Plaintiffs’ criticism that suicide warnings were buried in fine print does not equate to negligence on defendant’s part. Plaintiffs have not shown defendant had a duty to present the information in the monograph in any particular format or order. A declaration in support of defendant’s motion states that the monograph is not government regulated.
And again, the monograph was not a substitute for the patient medication guide. That Costco failed to include that guide or the package insert or that plaintiffs overlooked them does not impose any duty on defendant to change the style, format, or contents of its monograph. As defendant points out, plaintiffs have not presented any evidence the monograph contained any information that was false.
Plaintiffs also failed to show negligence based on allegations in the complaint that the statements a patient should talk to a pharmacist or physician before taking the drug were vague and uncertain. In her declaration Evelyn Rivera states the monograph contained 17 references to calling a doctor, some of them implying Mr. Rivera had never consulted a doctor about his condition. In his declaration O’Donnell concurs this would be confusing. It is unclear the point plaintiffs are attempting to make here. They have not demonstrated any link between this confusion and Mr. Rivera’s suicide. And it does not show negligence by defendant.

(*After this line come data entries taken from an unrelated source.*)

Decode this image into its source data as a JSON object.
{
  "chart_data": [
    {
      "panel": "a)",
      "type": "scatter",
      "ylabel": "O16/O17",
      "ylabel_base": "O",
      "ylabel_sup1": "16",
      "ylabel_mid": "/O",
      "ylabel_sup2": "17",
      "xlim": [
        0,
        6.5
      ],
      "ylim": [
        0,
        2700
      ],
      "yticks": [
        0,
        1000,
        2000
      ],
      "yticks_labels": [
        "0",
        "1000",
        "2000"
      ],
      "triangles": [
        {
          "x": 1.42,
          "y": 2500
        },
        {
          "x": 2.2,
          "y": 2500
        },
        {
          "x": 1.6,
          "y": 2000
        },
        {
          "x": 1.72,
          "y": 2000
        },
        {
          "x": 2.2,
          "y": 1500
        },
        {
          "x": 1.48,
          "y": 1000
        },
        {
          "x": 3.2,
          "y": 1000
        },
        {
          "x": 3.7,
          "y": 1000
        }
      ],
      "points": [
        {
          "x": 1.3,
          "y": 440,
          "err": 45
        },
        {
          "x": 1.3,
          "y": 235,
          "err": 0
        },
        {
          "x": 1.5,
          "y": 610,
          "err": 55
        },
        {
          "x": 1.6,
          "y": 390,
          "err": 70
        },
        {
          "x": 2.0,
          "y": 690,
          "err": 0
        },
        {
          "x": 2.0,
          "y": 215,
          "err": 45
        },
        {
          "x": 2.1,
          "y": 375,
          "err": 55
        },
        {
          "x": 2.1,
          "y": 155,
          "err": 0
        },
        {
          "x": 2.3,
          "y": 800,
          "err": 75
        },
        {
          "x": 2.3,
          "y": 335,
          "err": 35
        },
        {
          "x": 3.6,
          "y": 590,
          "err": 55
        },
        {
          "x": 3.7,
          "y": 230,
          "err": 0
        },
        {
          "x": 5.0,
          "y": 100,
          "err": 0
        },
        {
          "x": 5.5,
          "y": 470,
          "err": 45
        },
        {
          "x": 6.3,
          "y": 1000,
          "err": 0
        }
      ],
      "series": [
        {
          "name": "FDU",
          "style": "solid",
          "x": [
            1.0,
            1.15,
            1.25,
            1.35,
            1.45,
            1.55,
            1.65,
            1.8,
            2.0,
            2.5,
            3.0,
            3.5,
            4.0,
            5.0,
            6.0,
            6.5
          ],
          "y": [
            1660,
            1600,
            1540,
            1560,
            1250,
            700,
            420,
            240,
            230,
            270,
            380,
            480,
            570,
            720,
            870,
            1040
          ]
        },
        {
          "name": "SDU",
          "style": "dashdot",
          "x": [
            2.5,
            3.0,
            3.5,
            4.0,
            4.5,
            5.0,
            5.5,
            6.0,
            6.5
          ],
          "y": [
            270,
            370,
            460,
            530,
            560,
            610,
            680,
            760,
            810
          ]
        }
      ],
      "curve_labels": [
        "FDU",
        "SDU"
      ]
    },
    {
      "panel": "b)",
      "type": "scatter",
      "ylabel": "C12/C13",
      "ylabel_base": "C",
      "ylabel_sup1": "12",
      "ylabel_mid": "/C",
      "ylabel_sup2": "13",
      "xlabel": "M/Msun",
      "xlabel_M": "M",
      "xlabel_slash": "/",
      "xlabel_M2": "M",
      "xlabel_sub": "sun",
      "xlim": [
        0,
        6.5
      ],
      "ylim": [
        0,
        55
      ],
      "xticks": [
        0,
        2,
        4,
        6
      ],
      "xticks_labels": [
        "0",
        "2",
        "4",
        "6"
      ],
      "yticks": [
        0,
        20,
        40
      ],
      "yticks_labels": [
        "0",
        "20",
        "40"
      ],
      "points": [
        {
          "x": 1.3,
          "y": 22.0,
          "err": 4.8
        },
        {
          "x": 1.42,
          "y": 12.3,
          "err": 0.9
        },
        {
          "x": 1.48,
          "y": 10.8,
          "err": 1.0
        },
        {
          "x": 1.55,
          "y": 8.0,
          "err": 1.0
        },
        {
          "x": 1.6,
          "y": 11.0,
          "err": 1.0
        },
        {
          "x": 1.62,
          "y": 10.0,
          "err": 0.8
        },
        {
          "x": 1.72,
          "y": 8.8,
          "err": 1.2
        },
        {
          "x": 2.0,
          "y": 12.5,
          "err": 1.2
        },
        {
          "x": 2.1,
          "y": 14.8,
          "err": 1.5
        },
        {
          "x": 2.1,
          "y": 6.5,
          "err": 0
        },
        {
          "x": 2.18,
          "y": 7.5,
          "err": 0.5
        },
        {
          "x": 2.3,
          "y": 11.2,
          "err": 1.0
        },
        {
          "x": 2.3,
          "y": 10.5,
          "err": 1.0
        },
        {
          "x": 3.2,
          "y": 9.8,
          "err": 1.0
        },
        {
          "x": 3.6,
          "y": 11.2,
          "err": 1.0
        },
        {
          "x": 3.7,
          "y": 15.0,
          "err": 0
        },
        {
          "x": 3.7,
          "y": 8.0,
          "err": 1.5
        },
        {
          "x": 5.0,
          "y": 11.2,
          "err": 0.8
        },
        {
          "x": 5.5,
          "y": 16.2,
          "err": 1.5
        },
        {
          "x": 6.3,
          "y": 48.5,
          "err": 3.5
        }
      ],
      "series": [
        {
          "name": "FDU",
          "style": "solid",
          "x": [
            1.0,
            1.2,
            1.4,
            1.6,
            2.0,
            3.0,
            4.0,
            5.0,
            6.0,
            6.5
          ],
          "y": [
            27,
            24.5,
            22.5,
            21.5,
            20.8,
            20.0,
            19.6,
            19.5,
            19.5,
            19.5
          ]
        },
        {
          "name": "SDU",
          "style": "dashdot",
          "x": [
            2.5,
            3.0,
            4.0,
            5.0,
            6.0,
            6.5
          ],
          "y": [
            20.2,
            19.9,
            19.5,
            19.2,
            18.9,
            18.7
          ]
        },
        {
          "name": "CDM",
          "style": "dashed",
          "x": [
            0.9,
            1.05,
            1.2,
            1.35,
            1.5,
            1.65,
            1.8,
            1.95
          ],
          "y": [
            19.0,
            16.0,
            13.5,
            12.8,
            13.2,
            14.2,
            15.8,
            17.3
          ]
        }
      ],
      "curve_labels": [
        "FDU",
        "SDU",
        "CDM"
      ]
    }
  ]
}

As to the breach of contract cause of action, based on the same allegedly flawed monograph, defendant argues it is insufficient because it never had a contract with Costco, while plaintiffs, perhaps conceding there was no written agreement, rely on an oral contract. We need not determine whether plaintiffs presented sufficient evidence of the existence of a contract. They failed to substantiate their allegations that defendant owed them any duty vis-à-vis the monograph, which disposes of both causes of action.
The request for judicial notice is denied. The order denying the special motion to strike the third amended complaint’s causes of action against appellant is reversed. The case is remanded for the court to enter an order granting appellant’s motion under Code of Civil Procedure section 425.16. Appellant is entitled to costs on appeal.
Bedsworth, J., and Ikola, J., concurred.